Le aste lorde dei titoli di Stato italiani, compresi i BoT, quest’anno andranno ben oltre quota 400 miliardi: tra rimborsi di bond in scadenza, deficit e finanziamento del fondo per le banche a tutela del risparmio, lo stock del debito pubblico difficilmente calerà. Ben che vada, il debito/Pil resterà attorno al 132%-133%. Lo spread si muoverà poco, i rendimenti si manterranno bassi: se anche dovessero salire, lo scenario base dei grandi player del mercato è per rialzi contenuti. Il 2017 potrebbe essere l’anno del tirare a campare, per il debito pubblico. E questo è un bene e un male.
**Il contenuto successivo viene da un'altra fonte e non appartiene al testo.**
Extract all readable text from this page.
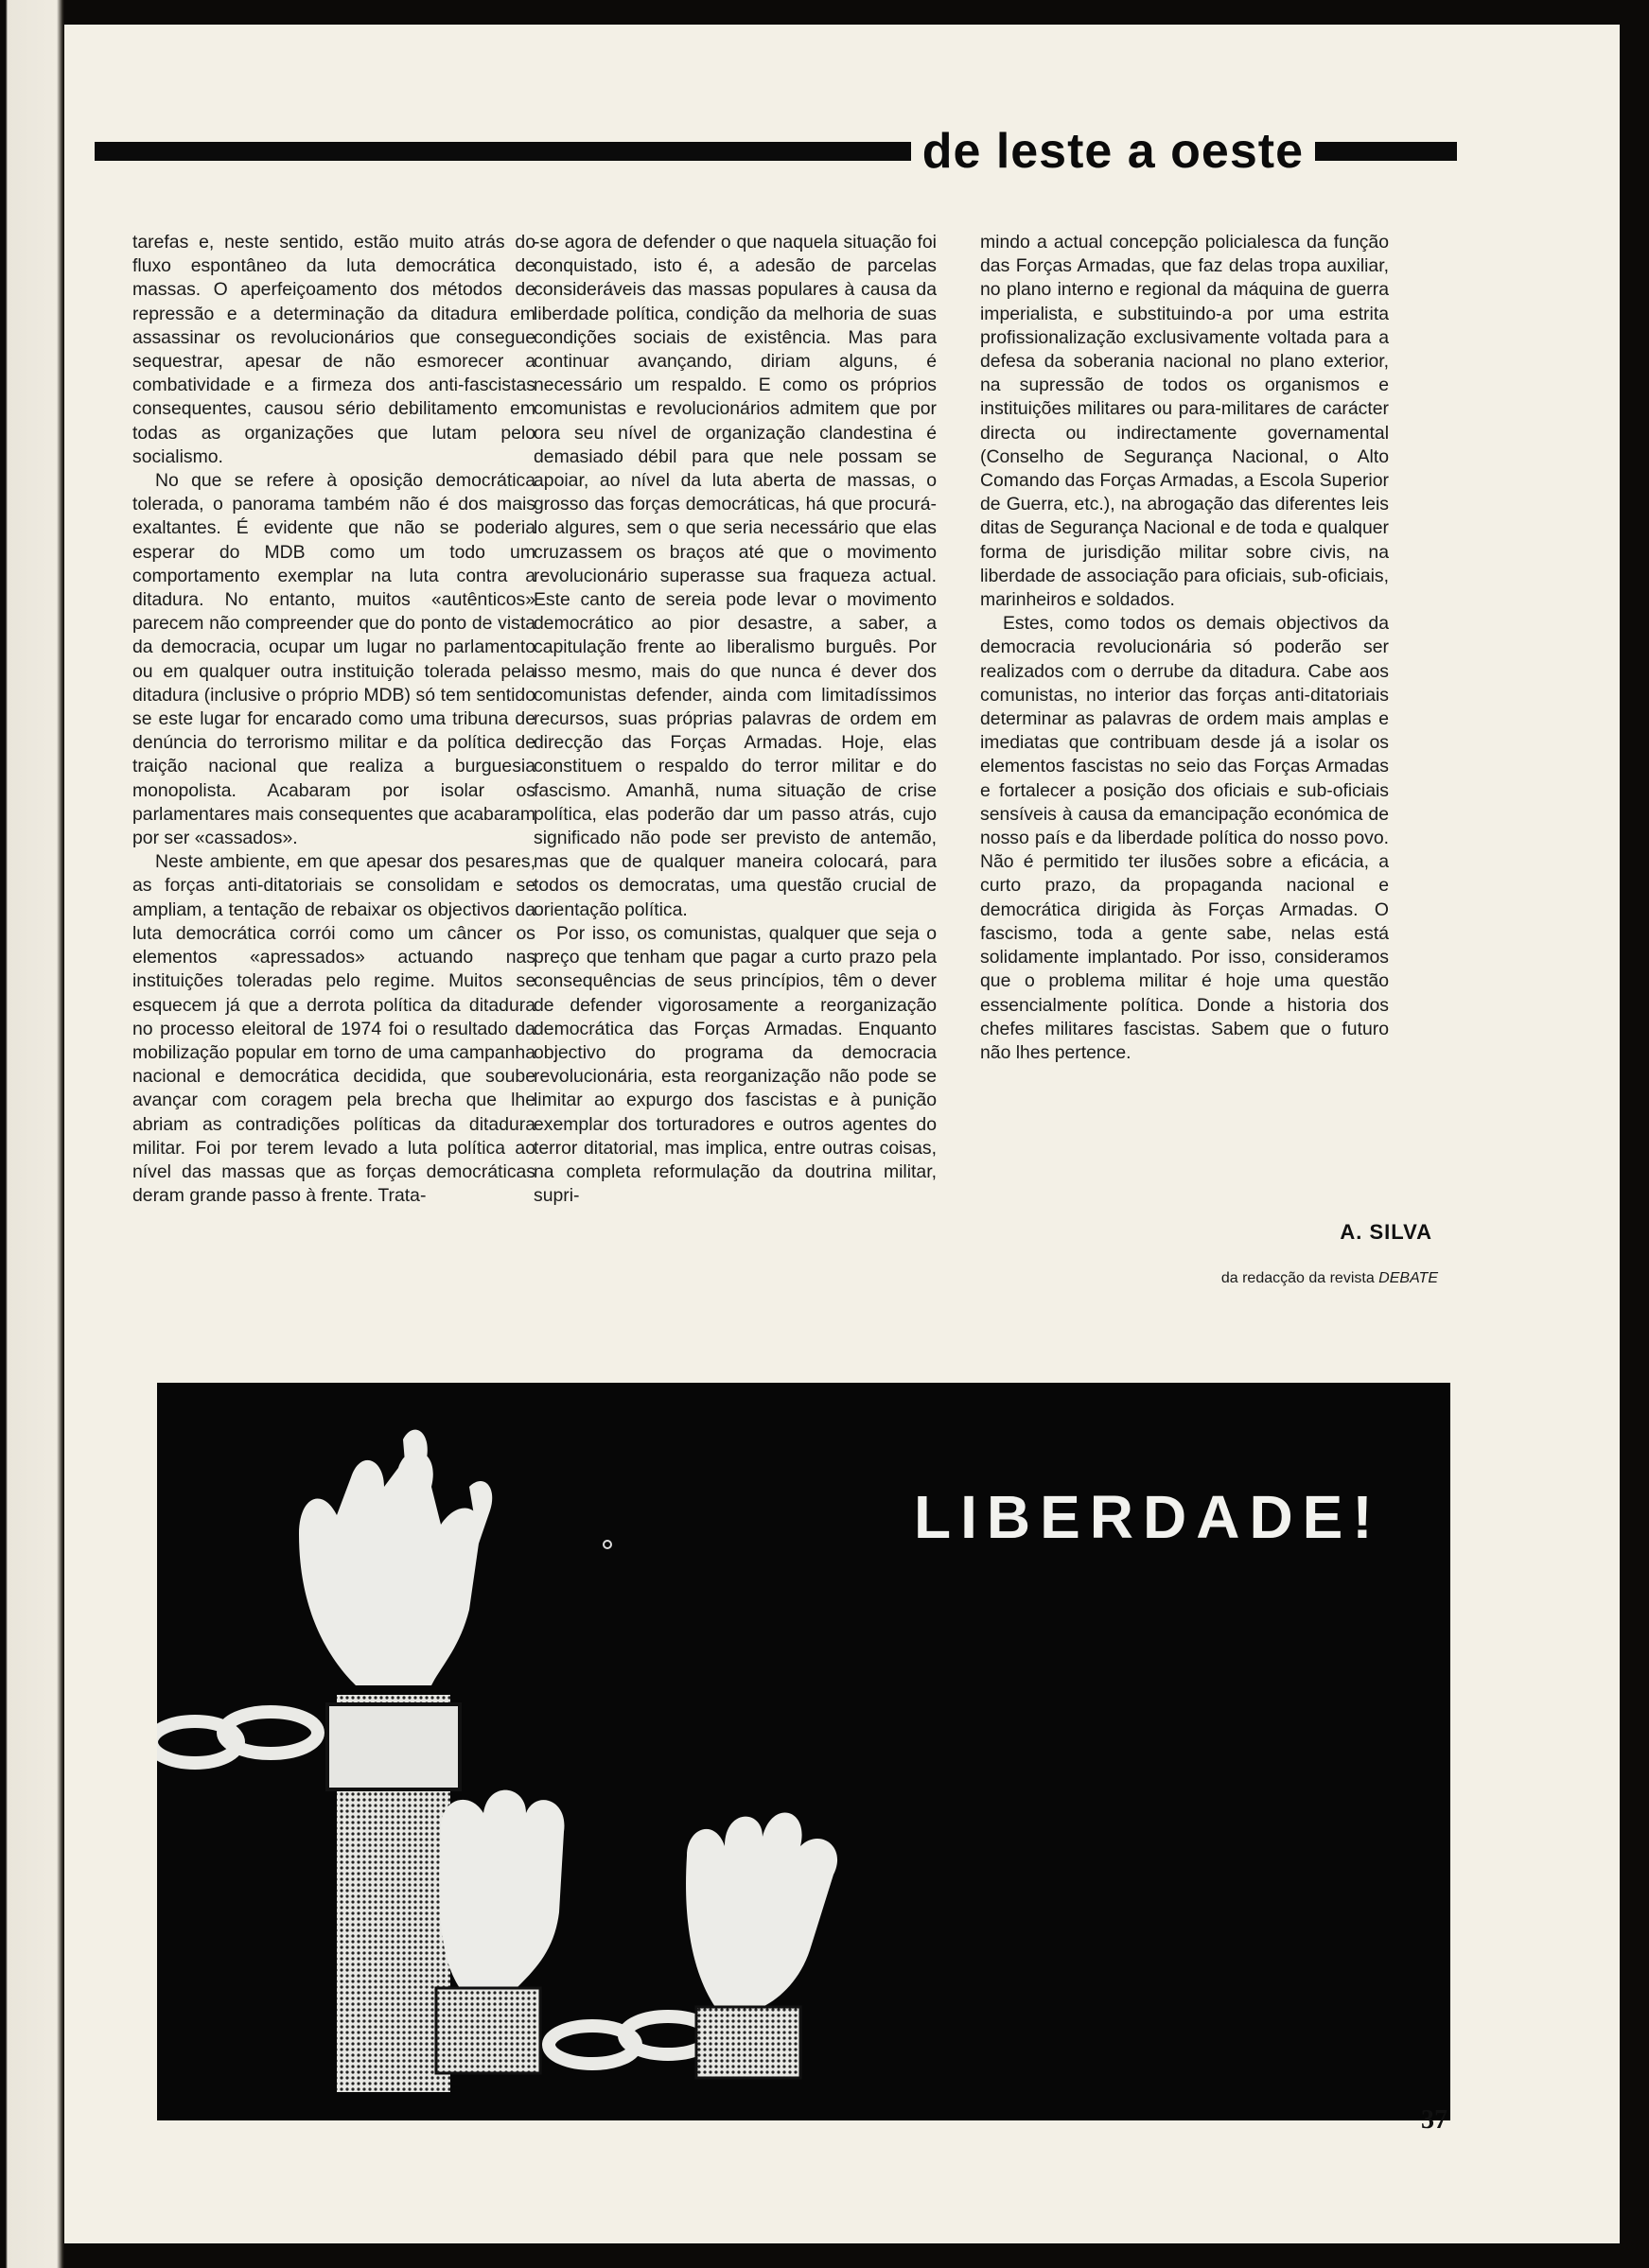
de leste a oeste

tarefas e, neste sentido, estão muito atrás do fluxo espontâneo da luta democrática de massas. O aperfeiçoamento dos métodos de repressão e a determinação da ditadura em assassinar os revolucionários que consegue sequestrar, apesar de não esmorecer a combatividade e a firmeza dos anti-fascistas consequentes, causou sério debilitamento em todas as organizações que lutam pelo socialismo.

No que se refere à oposição democrática tolerada, o panorama também não é dos mais exaltantes. É evidente que não se poderia esperar do MDB como um todo um comportamento exemplar na luta contra a ditadura. No entanto, muitos «autênticos» parecem não compreender que do ponto de vista da democracia, ocupar um lugar no parlamento ou em qualquer outra instituição tolerada pela ditadura (inclusive o próprio MDB) só tem sentido se este lugar for encarado como uma tribuna de denúncia do terrorismo militar e da política de traição nacional que realiza a burguesia monopolista. Acabaram por isolar os parlamentares mais consequentes que acabaram por ser «cassados».

Neste ambiente, em que apesar dos pesares, as forças anti-ditatoriais se consolidam e se ampliam, a tentação de rebaixar os objectivos da luta democrática corrói como um câncer os elementos «apressados» actuando nas instituições toleradas pelo regime. Muitos se esquecem já que a derrota política da ditadura no processo eleitoral de 1974 foi o resultado da mobilização popular em torno de uma campanha nacional e democrática decidida, que soube avançar com coragem pela brecha que lhe abriam as contradições políticas da ditadura militar. Foi por terem levado a luta política ao nível das massas que as forças democráticas deram grande passo à frente. Trata-

-se agora de defender o que naquela situação foi conquistado, isto é, a adesão de parcelas consideráveis das massas populares à causa da liberdade política, condição da melhoria de suas condições sociais de existência. Mas para continuar avançando, diriam alguns, é necessário um respaldo. E como os próprios comunistas e revolucionários admitem que por ora seu nível de organização clandestina é demasiado débil para que nele possam se apoiar, ao nível da luta aberta de massas, o grosso das forças democráticas, há que procurá-lo algures, sem o que seria necessário que elas cruzassem os braços até que o movimento revolucionário superasse sua fraqueza actual. Este canto de sereia pode levar o movimento democrático ao pior desastre, a saber, a capitulação frente ao liberalismo burguês. Por isso mesmo, mais do que nunca é dever dos comunistas defender, ainda com limitadíssimos recursos, suas próprias palavras de ordem em direcção das Forças Armadas. Hoje, elas constituem o respaldo do terror militar e do fascismo. Amanhã, numa situação de crise política, elas poderão dar um passo atrás, cujo significado não pode ser previsto de antemão, mas que de qualquer maneira colocará, para todos os democratas, uma questão crucial de orientação política.

Por isso, os comunistas, qualquer que seja o preço que tenham que pagar a curto prazo pela consequências de seus princípios, têm o dever de defender vigorosamente a reorganização democrática das Forças Armadas. Enquanto objectivo do programa da democracia revolucionária, esta reorganização não pode se limitar ao expurgo dos fascistas e à punição exemplar dos torturadores e outros agentes do terror ditatorial, mas implica, entre outras coisas, na completa reformulação da doutrina militar, supri-

mindo a actual concepção policialesca da função das Forças Armadas, que faz delas tropa auxiliar, no plano interno e regional da máquina de guerra imperialista, e substituindo-a por uma estrita profissionalização exclusivamente voltada para a defesa da soberania nacional no plano exterior, na supressão de todos os organismos e instituições militares ou para-militares de carácter directa ou indirectamente governamental (Conselho de Segurança Nacional, o Alto Comando das Forças Armadas, a Escola Superior de Guerra, etc.), na abrogação das diferentes leis ditas de Segurança Nacional e de toda e qualquer forma de jurisdição militar sobre civis, na liberdade de associação para oficiais, sub-oficiais, marinheiros e soldados.

Estes, como todos os demais objectivos da democracia revolucionária só poderão ser realizados com o derrube da ditadura. Cabe aos comunistas, no interior das forças anti-ditatoriais determinar as palavras de ordem mais amplas e imediatas que contribuam desde já a isolar os elementos fascistas no seio das Forças Armadas e fortalecer a posição dos oficiais e sub-oficiais sensíveis à causa da emancipação económica de nosso país e da liberdade política do nosso povo. Não é permitido ter ilusões sobre a eficácia, a curto prazo, da propaganda nacional e democrática dirigida às Forças Armadas. O fascismo, toda a gente sabe, nelas está solidamente implantado. Por isso, consideramos que o problema militar é hoje uma questão essencialmente política. Donde a historia dos chefes militares fascistas. Sabem que o futuro não lhes pertence.

A. SILVA
da redacção da revista DEBATE
LIBERDADE!
37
È un bene perché il 2017 è per l’Italia, l’Europa, lo Uk, gli Usa, la Cina e i mercati emergenti un anno di transizione, di incertezza e instabilità. E se tutto questo alla fine non avrà un impatto negativo sul debito/Pil e sul rating dell’Italia, sarà un gran risultato.
L’Italia è il terzo Pil dell’Europa ma è uno dei Paesi più vulnerabili dell’area dell’euro: per questo vivacchiare è un male. La Germania cresce poco più dell’Italia ma è riuscita a far calare il debito/Pil dal picco dell’85% raggiunto durante la Grande Crisi al 67% previsto per la fine di quest’anno. Il 60% è in vista. La Francia ha problemi strutturali molto più vicini a quelli italiani ma ha un debito/Pil sottoil 100%.
Essere vulnerabili di questi tempi è un lusso che l’Italia può permettersi solo perché protetta dal QE della Bce che anche quest’anno acquisterà - stando alle stime degli addetti ai lavori - attorno ai 100 miliardi di BTp e terrà spread e rendimenti sotto controllo. Persino il rischio di declassamento di rating è modesto, quest’anno, per l’Italia: se DBRS dovesse declassare l’Italia, la perdita dell’ultima singola “A-low” colpirebbe un poco le banche (uno sconto, un haircut maggiore sui bond italiani usati come collaterale nelle operazioni di rifinanziamento principale presso la Bce). L’Italia resterebbe nella fascia della tripla B, minacciata da un solo outlook negativo, Fitch sul rating più alto (BBB+), stabile per ora l’outlook sulla Baa2 di Moody’s e sulla BBB- di S&P’s.
Sarà meglio per l’Italia che nulla vada storto, quest’anno, che i cosiddetti “tail-risks” non si manifestino. Tutto deve filare liscio sul fronte di Brexit . I partiti di protesta anti-euro dovranno uscire dalle elezioni con le ossa rotte in Francia, Germania e Olanda ( il tail risk olandese è sottotraccia per ora). Negli Usa, basterà che Trump inizi a imbastire anche solo metà o meno della metà delle sue promesse elettorali, e tutti saranno contenti. Le politiche fiscali espansive in Cina e Usa, con aumento della spesa pubblica per sostenere la crescita, daranno sollievo indirettamente anche dal debito/Pil italiano: purché non esploda qualche bolla cinese. E purché il nuovo inquilino alla Casa Bianca non destabilizzi il mondo con slanci di protezionismo e caccia grossa all’immigrato. In quanto alle banche centrali, nonostante il rialzo dei tassi Fed negli Usa e un primo taglio agli acquisti mensili nel PSPP da parte della Bce (visto come l’anticamera del tapering), le banche centrali è bene per l’Italia che restino ancora per un po’ dove sono e dove il mercato le vuole, dietro la curva.